Designers of Diablo II have been determined not to repeat the PK nightmare. Originally a peer-to-peer game, the sequel's structure had to be recast in a client-server mold in order to prevent cheating, Householder said. Character files, which used to reside on gamers' home computers, are now stored on Blizzard servers.
Some of the most prodigious hackers of the original game, like "KingArthur", have been contracted to try and break into the new game. Hacking has also been made more difficult by forcing characters to declare themselves friendly or hostile toward each other -- and by limiting a PK's use of the "town portals" which zap adventurers around the game.
But the sweeping nature of the changes doesn't fully account for all of the delays, some Blizzard employees said. In the years since Diablo's release, Blizzard has gone through a series of often-traumatic ownership changes. In 1998, executives at one former Blizzard parent, the Cendant Corp., were caught cooking the company's books.

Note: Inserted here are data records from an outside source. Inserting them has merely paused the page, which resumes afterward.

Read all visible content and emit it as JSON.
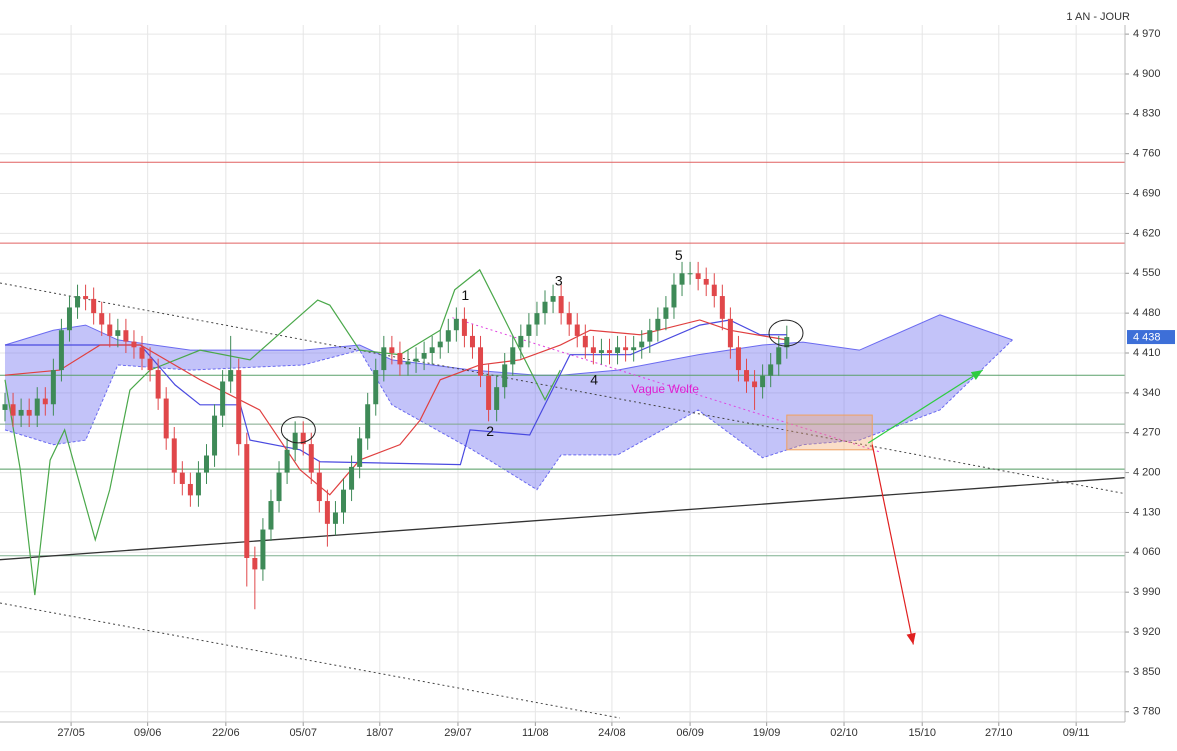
{
  "chart_data": {
    "type": "candlestick",
    "title": "1 AN - JOUR",
    "open": [
      4310,
      4320,
      4300,
      4310,
      4300,
      4330,
      4320,
      4380,
      4450,
      4490,
      4510,
      4505,
      4480,
      4460,
      4440,
      4450,
      4430,
      4420,
      4400,
      4380,
      4330,
      4260,
      4200,
      4180,
      4160,
      4200,
      4230,
      4300,
      4360,
      4380,
      4250,
      4050,
      4030,
      4100,
      4150,
      4200,
      4240,
      4270,
      4250,
      4200,
      4150,
      4110,
      4130,
      4170,
      4210,
      4260,
      4320,
      4380,
      4420,
      4410,
      4390,
      4395,
      4400,
      4410,
      4420,
      4430,
      4450,
      4470,
      4440,
      4420,
      4370,
      4310,
      4350,
      4390,
      4420,
      4440,
      4460,
      4480,
      4500,
      4510,
      4480,
      4460,
      4440,
      4420,
      4410,
      4415,
      4410,
      4420,
      4415,
      4420,
      4430,
      4450,
      4470,
      4490,
      4530,
      4550,
      4550,
      4540,
      4530,
      4510,
      4470,
      4420,
      4380,
      4360,
      4350,
      4370,
      4390,
      4420
    ],
    "high": [
      4340,
      4340,
      4330,
      4330,
      4350,
      4350,
      4400,
      4470,
      4510,
      4530,
      4530,
      4525,
      4500,
      4480,
      4470,
      4470,
      4450,
      4440,
      4420,
      4400,
      4350,
      4280,
      4220,
      4200,
      4220,
      4250,
      4320,
      4380,
      4440,
      4400,
      4270,
      4070,
      4120,
      4170,
      4220,
      4260,
      4290,
      4290,
      4270,
      4220,
      4170,
      4150,
      4190,
      4230,
      4280,
      4340,
      4400,
      4440,
      4440,
      4430,
      4415,
      4420,
      4430,
      4440,
      4450,
      4470,
      4490,
      4490,
      4460,
      4440,
      4390,
      4370,
      4410,
      4440,
      4460,
      4480,
      4500,
      4520,
      4530,
      4530,
      4500,
      4480,
      4460,
      4440,
      4435,
      4435,
      4440,
      4440,
      4440,
      4450,
      4470,
      4490,
      4510,
      4550,
      4570,
      4570,
      4570,
      4560,
      4550,
      4530,
      4490,
      4440,
      4400,
      4380,
      4390,
      4410,
      4440,
      4458
    ],
    "low": [
      4290,
      4280,
      4280,
      4280,
      4280,
      4300,
      4300,
      4360,
      4430,
      4470,
      4485,
      4460,
      4440,
      4420,
      4420,
      4410,
      4400,
      4380,
      4360,
      4310,
      4240,
      4180,
      4160,
      4140,
      4140,
      4180,
      4210,
      4280,
      4340,
      4230,
      4000,
      3960,
      4010,
      4080,
      4130,
      4180,
      4220,
      4230,
      4180,
      4130,
      4070,
      4090,
      4110,
      4150,
      4190,
      4240,
      4300,
      4360,
      4390,
      4370,
      4370,
      4375,
      4380,
      4390,
      4400,
      4410,
      4430,
      4420,
      4400,
      4350,
      4290,
      4290,
      4330,
      4370,
      4400,
      4420,
      4440,
      4460,
      4480,
      4460,
      4440,
      4420,
      4400,
      4390,
      4390,
      4390,
      4390,
      4395,
      4395,
      4400,
      4410,
      4430,
      4450,
      4470,
      4510,
      4530,
      4520,
      4510,
      4490,
      4450,
      4400,
      4360,
      4340,
      4310,
      4330,
      4350,
      4370,
      4400
    ],
    "close": [
      4320,
      4300,
      4310,
      4300,
      4330,
      4320,
      4380,
      4450,
      4490,
      4510,
      4505,
      4480,
      4460,
      4440,
      4450,
      4430,
      4420,
      4400,
      4380,
      4330,
      4260,
      4200,
      4180,
      4160,
      4200,
      4230,
      4300,
      4360,
      4380,
      4250,
      4050,
      4030,
      4100,
      4150,
      4200,
      4240,
      4270,
      4250,
      4200,
      4150,
      4110,
      4130,
      4170,
      4210,
      4260,
      4320,
      4380,
      4420,
      4410,
      4390,
      4395,
      4400,
      4410,
      4420,
      4430,
      4450,
      4470,
      4440,
      4420,
      4370,
      4310,
      4350,
      4390,
      4420,
      4440,
      4460,
      4480,
      4500,
      4510,
      4480,
      4460,
      4440,
      4420,
      4410,
      4415,
      4410,
      4420,
      4415,
      4420,
      4430,
      4450,
      4470,
      4490,
      4530,
      4550,
      4550,
      4540,
      4530,
      4510,
      4470,
      4420,
      4380,
      4360,
      4350,
      4370,
      4390,
      4420,
      4438
    ],
    "up_color": "#3e8a57",
    "down_color": "#e0474a",
    "xlim": [
      -0.62,
      138.96
    ],
    "xticks": [
      {
        "value": 8.2,
        "label": "27/05"
      },
      {
        "value": 17.7,
        "label": "09/06"
      },
      {
        "value": 27.4,
        "label": "22/06"
      },
      {
        "value": 37,
        "label": "05/07"
      },
      {
        "value": 46.5,
        "label": "18/07"
      },
      {
        "value": 56.2,
        "label": "29/07"
      },
      {
        "value": 65.8,
        "label": "11/08"
      },
      {
        "value": 75.3,
        "label": "24/08"
      },
      {
        "value": 85,
        "label": "06/09"
      },
      {
        "value": 94.5,
        "label": "19/09"
      },
      {
        "value": 104.1,
        "label": "02/10"
      },
      {
        "value": 113.8,
        "label": "15/10"
      },
      {
        "value": 123.3,
        "label": "27/10"
      },
      {
        "value": 132.9,
        "label": "09/11"
      }
    ],
    "ylim": [
      3762,
      4986
    ],
    "yticks": [
      {
        "value": 3780,
        "label": "3 780"
      },
      {
        "value": 3850,
        "label": "3 850"
      },
      {
        "value": 3920,
        "label": "3 920"
      },
      {
        "value": 3990,
        "label": "3 990"
      },
      {
        "value": 4060,
        "label": "4 060"
      },
      {
        "value": 4130,
        "label": "4 130"
      },
      {
        "value": 4200,
        "label": "4 200"
      },
      {
        "value": 4270,
        "label": "4 270"
      },
      {
        "value": 4340,
        "label": "4 340"
      },
      {
        "value": 4410,
        "label": "4 410"
      },
      {
        "value": 4480,
        "label": "4 480"
      },
      {
        "value": 4550,
        "label": "4 550"
      },
      {
        "value": 4620,
        "label": "4 620"
      },
      {
        "value": 4690,
        "label": "4 690"
      },
      {
        "value": 4760,
        "label": "4 760"
      },
      {
        "value": 4830,
        "label": "4 830"
      },
      {
        "value": 4900,
        "label": "4 900"
      },
      {
        "value": 4970,
        "label": "4 970"
      }
    ],
    "grid": true,
    "last_price": {
      "value": 4438,
      "label": "4 438",
      "color": "#3d6fd8"
    },
    "hlines": [
      {
        "value": 4745,
        "color": "#e06060"
      },
      {
        "value": 4603,
        "color": "#e06060"
      },
      {
        "value": 4371,
        "color": "#5aa06a"
      },
      {
        "value": 4285,
        "color": "#7fa88a"
      },
      {
        "value": 4206,
        "color": "#4f9a5f"
      },
      {
        "value": 4054,
        "color": "#7fb08f"
      }
    ],
    "cloud": {
      "color": "#6a6af0",
      "x": [
        0,
        6,
        10,
        14,
        23,
        37,
        44,
        48,
        58,
        66,
        69,
        76,
        86,
        94,
        99,
        106,
        116,
        125
      ],
      "top": [
        4424,
        4450,
        4459,
        4433,
        4415,
        4415,
        4424,
        4398,
        4380,
        4371,
        4371,
        4380,
        4407,
        4424,
        4429,
        4415,
        4477,
        4433
      ],
      "bottom": [
        4275,
        4249,
        4257,
        4389,
        4380,
        4389,
        4415,
        4319,
        4240,
        4170,
        4231,
        4231,
        4310,
        4226,
        4249,
        4257,
        4310,
        4433
      ]
    },
    "lines": [
      {
        "color": "#4aa84a",
        "x": [
          0,
          1.9,
          3.7,
          5.6,
          7.4,
          11.2,
          13,
          15.5,
          18,
          24.2,
          30.4,
          36,
          38.8,
          40.3,
          44,
          49,
          54,
          55.8,
          58.9,
          60.8,
          63.9,
          67,
          68.9
        ],
        "y": [
          4363,
          4205,
          3985,
          4222,
          4275,
          4082,
          4170,
          4345,
          4380,
          4415,
          4398,
          4468,
          4503,
          4494,
          4415,
          4407,
          4450,
          4521,
          4556,
          4503,
          4415,
          4328,
          4380
        ]
      },
      {
        "color": "#4a4ae0",
        "x": [
          0,
          16.8,
          21.1,
          24.2,
          29.2,
          30.4,
          36.6,
          39.1,
          56.5,
          57.7,
          65.1,
          70.1,
          77.6,
          86.2,
          89.9,
          93.7,
          97
        ],
        "y": [
          4424,
          4424,
          4354,
          4319,
          4319,
          4257,
          4240,
          4219,
          4214,
          4275,
          4266,
          4407,
          4407,
          4459,
          4468,
          4442,
          4442
        ]
      },
      {
        "color": "#e04040",
        "x": [
          0,
          6.8,
          11.8,
          16.8,
          24.2,
          31.6,
          36.6,
          40.3,
          44,
          49,
          51.5,
          54,
          58.9,
          63.9,
          68.9,
          72.6,
          78.8,
          86.2,
          89.9,
          97
        ],
        "y": [
          4371,
          4380,
          4424,
          4424,
          4363,
          4310,
          4205,
          4161,
          4222,
          4249,
          4292,
          4363,
          4389,
          4398,
          4424,
          4450,
          4442,
          4468,
          4450,
          4433
        ]
      }
    ],
    "trendlines": [
      {
        "color": "#444444",
        "dash": "2 3",
        "x": [
          -0.62,
          138.96
        ],
        "y": [
          4533,
          4163
        ]
      },
      {
        "color": "#444444",
        "dash": "2 3",
        "x": [
          -0.62,
          76.3
        ],
        "y": [
          3971,
          3769
        ]
      },
      {
        "color": "#333333",
        "dash": "",
        "x": [
          -0.62,
          138.96
        ],
        "y": [
          4047,
          4191
        ]
      },
      {
        "color": "#e040e0",
        "dash": "2 3",
        "x": [
          55.5,
          108.6
        ],
        "y": [
          4472,
          4236
        ]
      }
    ],
    "arrows": [
      {
        "color": "#2ecc40",
        "x": [
          107.1,
          121.3
        ],
        "y": [
          4252,
          4380
        ]
      },
      {
        "color": "#e02020",
        "x": [
          107.6,
          112.7
        ],
        "y": [
          4249,
          3898
        ]
      }
    ],
    "zone": {
      "color": "#f0a060",
      "x": [
        97,
        107.6
      ],
      "y": [
        4301,
        4240
      ]
    },
    "circles": [
      {
        "x": 36.4,
        "y": 4275
      },
      {
        "x": 96.9,
        "y": 4445
      }
    ],
    "annotations": [
      {
        "text": "1",
        "x": 57.1,
        "y": 4510,
        "color": "#111111"
      },
      {
        "text": "2",
        "x": 60.2,
        "y": 4271,
        "color": "#111111"
      },
      {
        "text": "3",
        "x": 68.7,
        "y": 4535,
        "color": "#111111"
      },
      {
        "text": "4",
        "x": 73.1,
        "y": 4361,
        "color": "#111111"
      },
      {
        "text": "5",
        "x": 83.6,
        "y": 4580,
        "color": "#111111"
      },
      {
        "text": "Vague Wolfe",
        "x": 81.9,
        "y": 4345,
        "color": "#e020d0"
      }
    ]
  }
}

In an attempt to please investors, then-chairman Walter Forbes and his cohorts played with Cendant's balance sheets to create approximately $500 million dollars in fake profits over three years.
Cendant's stock dropped dramatically but Forbes walked away with a $35 million severance package. The events weren't exactly a morale-booster for the company.
"Finding out your boss' boss is a notorious white collar criminal -– and then watching him walk away with millions -- doesn't exactly make you want to get up and work real hard," remarked one Blizzard employee, who asked not to be named.